Although not the default setting on Linux, some distributions such as the Ubuntu low-latency kernel come with this as a standard setting.

Direct Path: Eliminate the CPU middleman

The latest kernels use technologies like Nvidia’s GPUDirect and peer-to-peer DMA to give the GPU direct access to memory, storage, and even peer devices. combine with Computing Express Link (CXL)) and input/output memory management unit (IOMMU) processing to allow accelerators to bypass the CPU when moving data. This eliminates the bottleneck that previously halted ML training runs.
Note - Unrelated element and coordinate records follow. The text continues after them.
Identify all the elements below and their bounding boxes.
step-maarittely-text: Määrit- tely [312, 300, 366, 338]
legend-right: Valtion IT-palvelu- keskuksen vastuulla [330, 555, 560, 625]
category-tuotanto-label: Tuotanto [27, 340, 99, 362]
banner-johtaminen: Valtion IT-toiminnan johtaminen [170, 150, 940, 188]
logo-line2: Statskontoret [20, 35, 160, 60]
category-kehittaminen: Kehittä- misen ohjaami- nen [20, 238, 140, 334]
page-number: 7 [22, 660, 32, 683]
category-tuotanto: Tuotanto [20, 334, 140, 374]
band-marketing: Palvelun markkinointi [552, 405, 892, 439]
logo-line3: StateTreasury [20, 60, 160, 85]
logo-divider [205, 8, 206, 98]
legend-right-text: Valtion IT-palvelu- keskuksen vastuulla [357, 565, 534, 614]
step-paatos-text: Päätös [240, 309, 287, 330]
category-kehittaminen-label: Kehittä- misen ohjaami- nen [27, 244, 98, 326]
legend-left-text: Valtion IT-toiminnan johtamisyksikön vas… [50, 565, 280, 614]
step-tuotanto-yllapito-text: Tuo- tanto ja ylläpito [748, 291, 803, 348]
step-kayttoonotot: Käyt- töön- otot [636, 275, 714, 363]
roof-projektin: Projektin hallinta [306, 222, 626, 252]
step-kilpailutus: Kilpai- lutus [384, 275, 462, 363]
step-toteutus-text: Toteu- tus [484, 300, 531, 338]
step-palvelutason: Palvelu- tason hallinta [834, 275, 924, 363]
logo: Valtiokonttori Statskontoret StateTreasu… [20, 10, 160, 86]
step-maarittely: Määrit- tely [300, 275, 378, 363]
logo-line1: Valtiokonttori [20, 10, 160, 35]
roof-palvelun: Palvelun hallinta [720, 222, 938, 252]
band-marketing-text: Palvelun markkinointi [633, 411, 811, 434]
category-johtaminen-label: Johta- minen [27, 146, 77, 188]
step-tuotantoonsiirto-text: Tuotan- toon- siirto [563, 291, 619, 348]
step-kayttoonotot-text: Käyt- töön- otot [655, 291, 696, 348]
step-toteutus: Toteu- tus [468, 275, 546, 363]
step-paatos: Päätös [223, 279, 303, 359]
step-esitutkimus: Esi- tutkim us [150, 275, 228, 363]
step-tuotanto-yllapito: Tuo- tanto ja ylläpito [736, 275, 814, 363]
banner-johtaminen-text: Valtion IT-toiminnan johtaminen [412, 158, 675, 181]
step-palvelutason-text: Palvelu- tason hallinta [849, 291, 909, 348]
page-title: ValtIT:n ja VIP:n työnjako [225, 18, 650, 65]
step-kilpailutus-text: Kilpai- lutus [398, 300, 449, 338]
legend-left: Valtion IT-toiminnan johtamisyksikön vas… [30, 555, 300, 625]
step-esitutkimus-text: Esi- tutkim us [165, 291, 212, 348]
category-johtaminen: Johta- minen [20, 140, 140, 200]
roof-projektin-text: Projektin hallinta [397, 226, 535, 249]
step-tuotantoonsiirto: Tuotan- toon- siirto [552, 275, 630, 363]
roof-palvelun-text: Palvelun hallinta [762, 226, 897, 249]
This invisible plumbing allows AI clusters to scale out without collapsing on their own I/O.

Also: My two favorite AI apps on Linux – how to use them to get more done

Put all this together: When executives talk about “AI strategy,” what they’re not talking about is the sober reality that AI strategy depends on managing Linux at scale. The key is to patch your kernel, harden your containers, and secure your opaque workloads. AI may be making headlines, but the operating system that does the real work is still Linux.